Former group head of customer insight, William Hill

Vibrant research communities are extending to mobile devices. Fifty-seven per cent of 18to 24-year-old Facebook users access it on a mobile. Members of a community can upload video and images from their own device to a community, with no extra training required.

Caroline Van den Bos

Head of insight, RSA

The next step is engaging and aligning the business to create a customer-focused culture.
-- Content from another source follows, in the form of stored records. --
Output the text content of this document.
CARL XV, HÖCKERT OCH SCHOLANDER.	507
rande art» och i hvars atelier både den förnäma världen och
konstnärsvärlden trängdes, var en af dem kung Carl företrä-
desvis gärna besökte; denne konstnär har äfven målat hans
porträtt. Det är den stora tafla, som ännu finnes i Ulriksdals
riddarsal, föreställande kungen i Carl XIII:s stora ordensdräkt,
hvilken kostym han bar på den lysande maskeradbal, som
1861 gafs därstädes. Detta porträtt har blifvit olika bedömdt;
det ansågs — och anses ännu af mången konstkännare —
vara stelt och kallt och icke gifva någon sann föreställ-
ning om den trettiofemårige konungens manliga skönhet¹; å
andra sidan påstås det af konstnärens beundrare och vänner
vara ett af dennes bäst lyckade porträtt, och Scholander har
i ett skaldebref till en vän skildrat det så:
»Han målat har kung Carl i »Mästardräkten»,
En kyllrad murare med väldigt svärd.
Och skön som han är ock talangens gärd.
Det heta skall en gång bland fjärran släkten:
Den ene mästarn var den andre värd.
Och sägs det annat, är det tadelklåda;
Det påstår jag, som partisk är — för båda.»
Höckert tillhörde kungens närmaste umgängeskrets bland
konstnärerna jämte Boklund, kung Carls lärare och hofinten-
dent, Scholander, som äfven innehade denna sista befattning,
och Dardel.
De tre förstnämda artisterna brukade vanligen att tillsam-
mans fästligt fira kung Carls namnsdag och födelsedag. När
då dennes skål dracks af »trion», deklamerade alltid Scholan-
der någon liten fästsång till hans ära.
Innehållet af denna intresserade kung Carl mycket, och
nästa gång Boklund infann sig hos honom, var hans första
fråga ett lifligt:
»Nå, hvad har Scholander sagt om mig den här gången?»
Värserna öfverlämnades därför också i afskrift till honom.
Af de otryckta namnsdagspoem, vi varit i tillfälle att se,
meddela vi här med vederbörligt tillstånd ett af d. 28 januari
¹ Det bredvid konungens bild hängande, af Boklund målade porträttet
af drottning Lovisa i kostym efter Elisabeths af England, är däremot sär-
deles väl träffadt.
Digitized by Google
Creating a common language around service, introducing a single strategic customer metric, measuring the right things, linking customer metrics to financial outcomes, working together and shouting about it.

Paolo Panizzo
Director of insights, BSkyB

We have embarked on a regular health check to understand what our competitors are doing, as well as aligning our core business teams in workshops to define our strategy to increase our broadband subscriber base.

Tony Dobbs
Head of CRM and insight, Office Depot

The rise of entrepreneurial Britain has seen a surge in people departing corporate life to set up their own businesses. This has resulted in a new kind of customer for us. According to the Federation of Small Businesses, there are 4.8 million small businesses in Britain, 500,000 people start a business each year, and 95% of businesses employ fewer than five people. But we are not necessarily selling to businesses, but people who happen to run a business.

Andrew Jones

Former head of insight and planning, Citi/Egg

We are focusing on achieving better engagement internally, gaining more insights from less measures, putting more focus on the application and action, and transforming research and analysis into real insights.